The International Chess Federation (FIDE) has created new regulations imposing several restrictions on player’s gender change.
As per the regulations, anyone whose gender is changed from a female to a male has “no right” to participate in official FIDE competitions for women until further review, which might take up to two years. The guidebook also states that if a player has titles in women’s categories and changes her gender, the titles in women’s categories would be deleted; but, if the player transitions from male gender to female gender, the titles in women’s categories must stay.
The new regulations are intended to define precisely the process for registering a gender change in the FIDE system, according to the organisation. Additionally, FIDE asserted the authority to notify the tournament’s organisers and any “relevant parties” about a player’s gender change in order to stop participants from potentially participating in tournaments illegitimately.
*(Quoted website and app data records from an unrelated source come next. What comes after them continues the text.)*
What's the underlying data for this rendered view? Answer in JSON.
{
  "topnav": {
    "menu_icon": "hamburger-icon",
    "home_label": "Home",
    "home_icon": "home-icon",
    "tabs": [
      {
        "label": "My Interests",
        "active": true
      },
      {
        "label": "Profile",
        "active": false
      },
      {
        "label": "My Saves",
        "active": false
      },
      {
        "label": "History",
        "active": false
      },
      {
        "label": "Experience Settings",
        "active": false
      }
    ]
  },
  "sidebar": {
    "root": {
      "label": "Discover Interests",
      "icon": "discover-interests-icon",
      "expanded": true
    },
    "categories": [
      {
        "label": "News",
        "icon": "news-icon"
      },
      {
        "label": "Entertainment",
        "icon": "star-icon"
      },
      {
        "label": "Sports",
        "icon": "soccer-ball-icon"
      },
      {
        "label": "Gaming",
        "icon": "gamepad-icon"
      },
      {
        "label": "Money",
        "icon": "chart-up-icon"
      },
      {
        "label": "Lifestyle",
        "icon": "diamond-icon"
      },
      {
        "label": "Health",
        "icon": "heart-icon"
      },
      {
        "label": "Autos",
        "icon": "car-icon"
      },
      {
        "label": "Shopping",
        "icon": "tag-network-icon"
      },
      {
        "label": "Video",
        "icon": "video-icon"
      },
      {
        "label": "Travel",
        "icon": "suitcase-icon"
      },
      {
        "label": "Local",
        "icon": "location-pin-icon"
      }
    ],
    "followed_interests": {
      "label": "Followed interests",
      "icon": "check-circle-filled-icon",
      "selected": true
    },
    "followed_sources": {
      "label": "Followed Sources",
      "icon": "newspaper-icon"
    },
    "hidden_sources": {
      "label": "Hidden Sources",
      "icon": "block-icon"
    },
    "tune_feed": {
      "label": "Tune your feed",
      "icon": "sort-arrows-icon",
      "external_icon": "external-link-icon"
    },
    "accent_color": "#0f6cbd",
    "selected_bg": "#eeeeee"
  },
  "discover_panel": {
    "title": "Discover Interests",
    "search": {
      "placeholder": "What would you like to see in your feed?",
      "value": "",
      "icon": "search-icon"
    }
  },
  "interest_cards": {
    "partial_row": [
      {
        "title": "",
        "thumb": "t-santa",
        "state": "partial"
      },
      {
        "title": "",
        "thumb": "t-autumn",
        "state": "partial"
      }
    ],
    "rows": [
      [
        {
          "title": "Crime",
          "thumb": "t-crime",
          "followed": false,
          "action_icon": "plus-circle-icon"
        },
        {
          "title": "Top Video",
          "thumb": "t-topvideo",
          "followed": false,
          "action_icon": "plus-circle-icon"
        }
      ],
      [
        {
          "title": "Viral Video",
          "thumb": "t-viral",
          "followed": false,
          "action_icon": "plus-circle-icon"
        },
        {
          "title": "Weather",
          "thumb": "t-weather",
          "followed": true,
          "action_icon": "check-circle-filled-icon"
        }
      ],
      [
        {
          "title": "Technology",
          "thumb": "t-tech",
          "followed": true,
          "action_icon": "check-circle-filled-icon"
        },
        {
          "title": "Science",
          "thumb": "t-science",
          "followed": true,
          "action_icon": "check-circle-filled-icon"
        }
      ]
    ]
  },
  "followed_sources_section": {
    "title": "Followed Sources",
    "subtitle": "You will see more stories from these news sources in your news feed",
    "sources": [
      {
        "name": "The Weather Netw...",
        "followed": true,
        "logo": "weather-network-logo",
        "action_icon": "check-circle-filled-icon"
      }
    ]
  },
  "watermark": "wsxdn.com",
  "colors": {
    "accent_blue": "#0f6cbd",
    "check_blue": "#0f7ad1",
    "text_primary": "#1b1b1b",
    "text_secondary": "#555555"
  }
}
Many prominent people, including master and French coach Yosha Iglesias and organisations, including the Center for Trans Equality, have expressed concerns about the new regulations, terming them “insulting to cis women, trans women, and to the game itself.” Others said the regulations are based on “ignorant and anti-trans beliefs”.
Upon being asked to respond to these criticisms, FIDE said that although all sexes are equally capable intellectually, with chess as a sport, additional elements like endurance could be important.
How the new regulation will impact transgender players who are already enrolled in the system was a point that FIDE did not address.